Dias atrás, o banheiro feminino principal estava ocupado e me dirigi ao “privê”. Antes de desabar sobre o vaso, no entanto, notei que ele estava sem água. Ufa! Ainda bem que percebi a tempo! Imaginem que mico usar o banheiro quebrado logo nas primeiras semanas do novo emprego. Discretamente me recompus, abri a porta e me encaminhei à segurança do banheiro nosso de cada dia.

Um ou dois dias depois, a cena se repetiu. Mais familiarizada com os altos padrões de qualidade da empresa – que se refletem, inclusive, na manutenção dos banheiros –, desconfiei da minha percepção inicial sobre o vaso quebrado. Afinal, a troco do quê deixariam um banheiro descontinuado sem nenhuma sinalização, permitindo que os funcionários passassem pelo constrangimento de utilizá-lo sem condições mínimas de higiene? Ou melhor, por que esperariam mais de dois dias para mandar consertá-lo? Por via das dúvidas, antes de qualquer coisa resolvi acionar a descarga. Bingo! A água jorrou na horizontal, de um lado para o outro da cavidade sanitária, com vazão suficiente para eliminar qualquer vestígio dos aliviamentos. Satisfeita, atendi ao chamado da natureza e voltei tranqüilamente aos meus afazeres.
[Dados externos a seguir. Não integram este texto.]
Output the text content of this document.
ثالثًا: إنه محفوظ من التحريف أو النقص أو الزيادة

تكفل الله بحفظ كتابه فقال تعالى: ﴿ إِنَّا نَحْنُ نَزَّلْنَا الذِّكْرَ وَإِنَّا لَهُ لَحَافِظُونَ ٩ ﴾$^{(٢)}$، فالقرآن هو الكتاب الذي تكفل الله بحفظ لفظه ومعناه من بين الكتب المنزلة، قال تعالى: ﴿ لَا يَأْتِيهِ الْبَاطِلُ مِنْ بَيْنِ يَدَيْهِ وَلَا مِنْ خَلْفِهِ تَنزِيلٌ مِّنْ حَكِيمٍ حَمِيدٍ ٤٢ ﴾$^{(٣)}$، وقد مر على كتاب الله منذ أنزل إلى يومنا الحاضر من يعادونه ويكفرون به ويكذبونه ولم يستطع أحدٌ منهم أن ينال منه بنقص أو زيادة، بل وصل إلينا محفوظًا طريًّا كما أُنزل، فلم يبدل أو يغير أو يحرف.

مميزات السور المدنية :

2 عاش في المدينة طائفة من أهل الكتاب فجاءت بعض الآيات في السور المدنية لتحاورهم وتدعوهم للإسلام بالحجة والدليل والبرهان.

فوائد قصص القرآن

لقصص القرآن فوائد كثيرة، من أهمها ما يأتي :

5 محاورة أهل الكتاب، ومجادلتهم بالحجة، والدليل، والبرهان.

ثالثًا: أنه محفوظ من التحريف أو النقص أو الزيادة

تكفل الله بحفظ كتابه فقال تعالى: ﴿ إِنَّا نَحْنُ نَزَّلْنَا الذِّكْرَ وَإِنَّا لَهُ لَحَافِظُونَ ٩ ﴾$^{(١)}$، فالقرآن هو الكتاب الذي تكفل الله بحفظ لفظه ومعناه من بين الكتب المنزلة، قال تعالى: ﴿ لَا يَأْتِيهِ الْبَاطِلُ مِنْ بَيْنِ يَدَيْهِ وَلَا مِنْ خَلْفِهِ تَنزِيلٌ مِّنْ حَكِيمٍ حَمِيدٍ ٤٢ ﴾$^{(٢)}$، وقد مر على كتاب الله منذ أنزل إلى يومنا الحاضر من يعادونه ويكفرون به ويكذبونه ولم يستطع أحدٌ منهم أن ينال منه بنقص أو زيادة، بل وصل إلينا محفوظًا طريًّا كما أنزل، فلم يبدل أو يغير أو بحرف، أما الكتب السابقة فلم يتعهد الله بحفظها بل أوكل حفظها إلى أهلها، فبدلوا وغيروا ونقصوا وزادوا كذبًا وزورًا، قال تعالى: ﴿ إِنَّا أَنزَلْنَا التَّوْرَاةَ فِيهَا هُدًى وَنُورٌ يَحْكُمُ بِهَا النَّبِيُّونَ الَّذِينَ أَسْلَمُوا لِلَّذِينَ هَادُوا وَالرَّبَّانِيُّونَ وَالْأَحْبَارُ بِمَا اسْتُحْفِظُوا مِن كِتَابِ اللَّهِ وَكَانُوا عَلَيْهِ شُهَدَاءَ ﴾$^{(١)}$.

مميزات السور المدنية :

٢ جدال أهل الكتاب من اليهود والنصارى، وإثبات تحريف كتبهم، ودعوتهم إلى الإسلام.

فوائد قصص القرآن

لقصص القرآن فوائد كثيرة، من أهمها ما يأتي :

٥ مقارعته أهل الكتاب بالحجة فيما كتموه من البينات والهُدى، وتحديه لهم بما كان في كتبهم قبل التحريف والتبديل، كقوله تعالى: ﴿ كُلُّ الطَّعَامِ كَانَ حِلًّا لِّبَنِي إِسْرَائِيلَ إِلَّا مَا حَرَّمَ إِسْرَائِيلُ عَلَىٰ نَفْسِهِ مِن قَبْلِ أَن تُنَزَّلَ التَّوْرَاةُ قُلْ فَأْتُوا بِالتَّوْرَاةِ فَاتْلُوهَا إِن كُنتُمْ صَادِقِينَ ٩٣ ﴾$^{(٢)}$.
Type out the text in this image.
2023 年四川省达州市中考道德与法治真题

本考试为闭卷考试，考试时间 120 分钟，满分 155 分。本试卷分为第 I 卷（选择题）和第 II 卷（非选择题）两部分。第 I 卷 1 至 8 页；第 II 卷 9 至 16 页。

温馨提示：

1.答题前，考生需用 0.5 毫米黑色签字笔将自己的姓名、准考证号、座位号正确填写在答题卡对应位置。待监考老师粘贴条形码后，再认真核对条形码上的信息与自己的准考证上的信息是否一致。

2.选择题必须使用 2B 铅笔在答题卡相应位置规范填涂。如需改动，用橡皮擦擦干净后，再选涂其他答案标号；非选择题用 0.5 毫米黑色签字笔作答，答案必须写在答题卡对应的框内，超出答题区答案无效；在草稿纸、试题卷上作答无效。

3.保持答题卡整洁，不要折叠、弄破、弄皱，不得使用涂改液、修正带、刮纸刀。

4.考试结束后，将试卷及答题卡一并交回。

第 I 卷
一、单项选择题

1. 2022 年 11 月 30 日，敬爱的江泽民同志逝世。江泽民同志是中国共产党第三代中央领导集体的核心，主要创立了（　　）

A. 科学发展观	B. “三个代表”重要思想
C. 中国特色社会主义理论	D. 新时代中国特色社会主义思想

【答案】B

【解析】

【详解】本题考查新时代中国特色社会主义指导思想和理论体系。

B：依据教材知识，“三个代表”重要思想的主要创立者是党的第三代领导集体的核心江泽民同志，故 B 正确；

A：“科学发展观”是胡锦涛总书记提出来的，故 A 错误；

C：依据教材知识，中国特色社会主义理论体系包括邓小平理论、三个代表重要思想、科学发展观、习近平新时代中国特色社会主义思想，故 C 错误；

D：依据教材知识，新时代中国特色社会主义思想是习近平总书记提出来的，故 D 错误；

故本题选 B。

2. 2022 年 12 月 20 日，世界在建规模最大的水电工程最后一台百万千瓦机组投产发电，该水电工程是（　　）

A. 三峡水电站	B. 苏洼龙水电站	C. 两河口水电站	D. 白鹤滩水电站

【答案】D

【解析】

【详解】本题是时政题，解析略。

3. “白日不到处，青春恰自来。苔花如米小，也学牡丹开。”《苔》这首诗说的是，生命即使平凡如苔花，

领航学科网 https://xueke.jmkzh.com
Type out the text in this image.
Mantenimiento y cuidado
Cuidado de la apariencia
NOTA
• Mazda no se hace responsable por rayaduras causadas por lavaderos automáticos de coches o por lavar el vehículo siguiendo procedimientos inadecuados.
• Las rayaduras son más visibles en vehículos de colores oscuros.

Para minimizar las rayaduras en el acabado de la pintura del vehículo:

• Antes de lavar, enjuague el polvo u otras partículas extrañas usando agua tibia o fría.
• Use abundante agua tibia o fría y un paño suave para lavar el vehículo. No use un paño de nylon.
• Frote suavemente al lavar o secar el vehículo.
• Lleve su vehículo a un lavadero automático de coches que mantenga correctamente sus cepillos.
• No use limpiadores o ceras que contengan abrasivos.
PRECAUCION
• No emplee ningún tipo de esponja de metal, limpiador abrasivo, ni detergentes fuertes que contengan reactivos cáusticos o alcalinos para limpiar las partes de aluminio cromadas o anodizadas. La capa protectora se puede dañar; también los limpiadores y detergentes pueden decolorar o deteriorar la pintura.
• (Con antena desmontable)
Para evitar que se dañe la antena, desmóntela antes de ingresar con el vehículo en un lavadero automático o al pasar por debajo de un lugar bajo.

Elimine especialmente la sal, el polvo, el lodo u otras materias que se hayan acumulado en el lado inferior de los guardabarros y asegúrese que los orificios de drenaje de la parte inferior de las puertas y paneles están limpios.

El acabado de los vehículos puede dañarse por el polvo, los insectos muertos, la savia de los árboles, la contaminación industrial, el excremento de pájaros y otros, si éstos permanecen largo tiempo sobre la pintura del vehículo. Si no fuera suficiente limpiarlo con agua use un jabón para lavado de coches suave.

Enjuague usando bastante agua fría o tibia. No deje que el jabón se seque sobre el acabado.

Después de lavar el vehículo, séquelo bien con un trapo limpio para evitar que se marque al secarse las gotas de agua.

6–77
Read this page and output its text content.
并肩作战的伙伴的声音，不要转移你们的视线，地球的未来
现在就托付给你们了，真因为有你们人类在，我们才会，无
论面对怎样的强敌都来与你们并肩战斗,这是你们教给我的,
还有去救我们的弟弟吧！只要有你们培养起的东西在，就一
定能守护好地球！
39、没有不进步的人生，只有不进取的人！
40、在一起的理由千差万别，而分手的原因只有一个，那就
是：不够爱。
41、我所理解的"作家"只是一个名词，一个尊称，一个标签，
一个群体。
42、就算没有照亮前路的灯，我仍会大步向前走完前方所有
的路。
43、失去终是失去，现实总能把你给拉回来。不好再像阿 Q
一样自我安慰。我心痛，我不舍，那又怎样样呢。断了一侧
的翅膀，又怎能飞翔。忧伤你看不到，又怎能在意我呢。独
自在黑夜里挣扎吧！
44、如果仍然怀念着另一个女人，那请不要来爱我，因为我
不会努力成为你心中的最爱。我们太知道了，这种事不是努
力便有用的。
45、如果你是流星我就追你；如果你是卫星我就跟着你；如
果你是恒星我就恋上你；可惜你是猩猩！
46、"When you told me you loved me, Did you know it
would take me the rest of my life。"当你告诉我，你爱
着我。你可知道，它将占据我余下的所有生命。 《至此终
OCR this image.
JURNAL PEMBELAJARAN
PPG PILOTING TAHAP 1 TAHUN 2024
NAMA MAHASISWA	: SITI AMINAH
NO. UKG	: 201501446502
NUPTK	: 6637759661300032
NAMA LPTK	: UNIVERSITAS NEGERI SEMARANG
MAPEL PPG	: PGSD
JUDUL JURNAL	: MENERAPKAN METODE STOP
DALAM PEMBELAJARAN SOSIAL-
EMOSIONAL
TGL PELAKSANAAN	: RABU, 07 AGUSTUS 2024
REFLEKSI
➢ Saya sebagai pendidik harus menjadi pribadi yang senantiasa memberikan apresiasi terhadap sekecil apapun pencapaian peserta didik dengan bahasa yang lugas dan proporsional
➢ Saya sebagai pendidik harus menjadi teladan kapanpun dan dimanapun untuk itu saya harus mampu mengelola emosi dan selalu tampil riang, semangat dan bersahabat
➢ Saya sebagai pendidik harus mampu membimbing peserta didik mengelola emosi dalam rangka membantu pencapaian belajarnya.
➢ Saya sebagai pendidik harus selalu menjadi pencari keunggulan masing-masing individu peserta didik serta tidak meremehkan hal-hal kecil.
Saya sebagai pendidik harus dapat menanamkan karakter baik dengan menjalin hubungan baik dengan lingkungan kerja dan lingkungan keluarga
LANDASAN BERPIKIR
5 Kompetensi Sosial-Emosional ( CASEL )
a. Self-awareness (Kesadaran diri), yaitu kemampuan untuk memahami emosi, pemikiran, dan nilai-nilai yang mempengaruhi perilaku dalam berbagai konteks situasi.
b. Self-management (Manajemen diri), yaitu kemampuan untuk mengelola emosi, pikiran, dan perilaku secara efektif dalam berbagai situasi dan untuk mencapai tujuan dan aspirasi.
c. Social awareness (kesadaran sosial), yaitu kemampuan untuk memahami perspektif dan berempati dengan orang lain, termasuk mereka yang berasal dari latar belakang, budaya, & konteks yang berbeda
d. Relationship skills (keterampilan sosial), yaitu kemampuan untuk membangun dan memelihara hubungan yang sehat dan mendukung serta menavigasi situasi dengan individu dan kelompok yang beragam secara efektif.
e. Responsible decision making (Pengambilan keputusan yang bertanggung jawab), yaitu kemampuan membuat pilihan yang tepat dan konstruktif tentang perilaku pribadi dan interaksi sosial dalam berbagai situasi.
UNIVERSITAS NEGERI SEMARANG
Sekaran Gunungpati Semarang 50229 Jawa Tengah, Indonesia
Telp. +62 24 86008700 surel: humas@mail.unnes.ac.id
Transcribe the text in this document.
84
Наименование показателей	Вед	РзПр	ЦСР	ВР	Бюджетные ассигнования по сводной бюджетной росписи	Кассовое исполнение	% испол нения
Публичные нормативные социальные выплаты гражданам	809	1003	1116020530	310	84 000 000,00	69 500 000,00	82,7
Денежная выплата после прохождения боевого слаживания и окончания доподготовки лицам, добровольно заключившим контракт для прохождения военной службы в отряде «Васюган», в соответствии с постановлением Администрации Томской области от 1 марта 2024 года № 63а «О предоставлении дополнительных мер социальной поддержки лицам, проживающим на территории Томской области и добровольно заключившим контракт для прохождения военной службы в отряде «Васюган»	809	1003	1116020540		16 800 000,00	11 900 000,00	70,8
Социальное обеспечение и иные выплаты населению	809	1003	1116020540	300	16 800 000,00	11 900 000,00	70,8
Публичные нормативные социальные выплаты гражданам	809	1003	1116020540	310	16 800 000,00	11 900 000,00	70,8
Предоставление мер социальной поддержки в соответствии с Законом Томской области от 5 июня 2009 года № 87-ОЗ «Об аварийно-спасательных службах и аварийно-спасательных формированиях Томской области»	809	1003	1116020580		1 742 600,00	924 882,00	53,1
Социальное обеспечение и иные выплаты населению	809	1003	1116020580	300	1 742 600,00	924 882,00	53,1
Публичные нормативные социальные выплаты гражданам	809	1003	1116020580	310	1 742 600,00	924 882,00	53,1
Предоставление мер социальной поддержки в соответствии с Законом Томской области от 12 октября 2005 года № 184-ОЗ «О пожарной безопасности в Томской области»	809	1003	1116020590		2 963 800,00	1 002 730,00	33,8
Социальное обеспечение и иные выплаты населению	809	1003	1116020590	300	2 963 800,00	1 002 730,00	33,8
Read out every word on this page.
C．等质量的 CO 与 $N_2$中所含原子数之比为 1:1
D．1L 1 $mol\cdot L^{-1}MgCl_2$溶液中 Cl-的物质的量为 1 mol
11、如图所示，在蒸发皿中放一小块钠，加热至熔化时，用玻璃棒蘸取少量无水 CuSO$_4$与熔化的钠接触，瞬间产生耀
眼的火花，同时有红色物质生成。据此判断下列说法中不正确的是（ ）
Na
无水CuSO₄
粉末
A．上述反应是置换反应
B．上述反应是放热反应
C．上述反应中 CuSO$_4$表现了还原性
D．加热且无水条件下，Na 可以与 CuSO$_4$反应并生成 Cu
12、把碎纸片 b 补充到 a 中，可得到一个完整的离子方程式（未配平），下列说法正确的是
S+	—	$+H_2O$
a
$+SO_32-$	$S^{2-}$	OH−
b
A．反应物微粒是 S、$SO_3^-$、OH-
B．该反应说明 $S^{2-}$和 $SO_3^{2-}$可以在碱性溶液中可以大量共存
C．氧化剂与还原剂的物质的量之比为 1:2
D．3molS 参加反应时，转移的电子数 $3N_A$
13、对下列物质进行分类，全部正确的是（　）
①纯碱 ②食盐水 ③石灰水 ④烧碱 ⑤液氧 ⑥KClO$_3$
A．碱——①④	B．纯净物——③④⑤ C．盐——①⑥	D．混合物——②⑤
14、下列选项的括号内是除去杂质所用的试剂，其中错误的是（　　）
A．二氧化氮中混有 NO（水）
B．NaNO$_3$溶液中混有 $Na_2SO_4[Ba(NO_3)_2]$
Na terceira tentativa de usar o banheiro, resolvi arriscar: sem testar a descarga, entreguei minha contribuição ao vaso e torci para que o princípio da uniformidade da natureza humiano não me deixasse na mão. Foi nesse ato de coragem que entendi o fascínio que o tal banheiro exerce sobre as pessoas: já imaginou ter a oportunidade diária de examinar a sua produção “in natura”?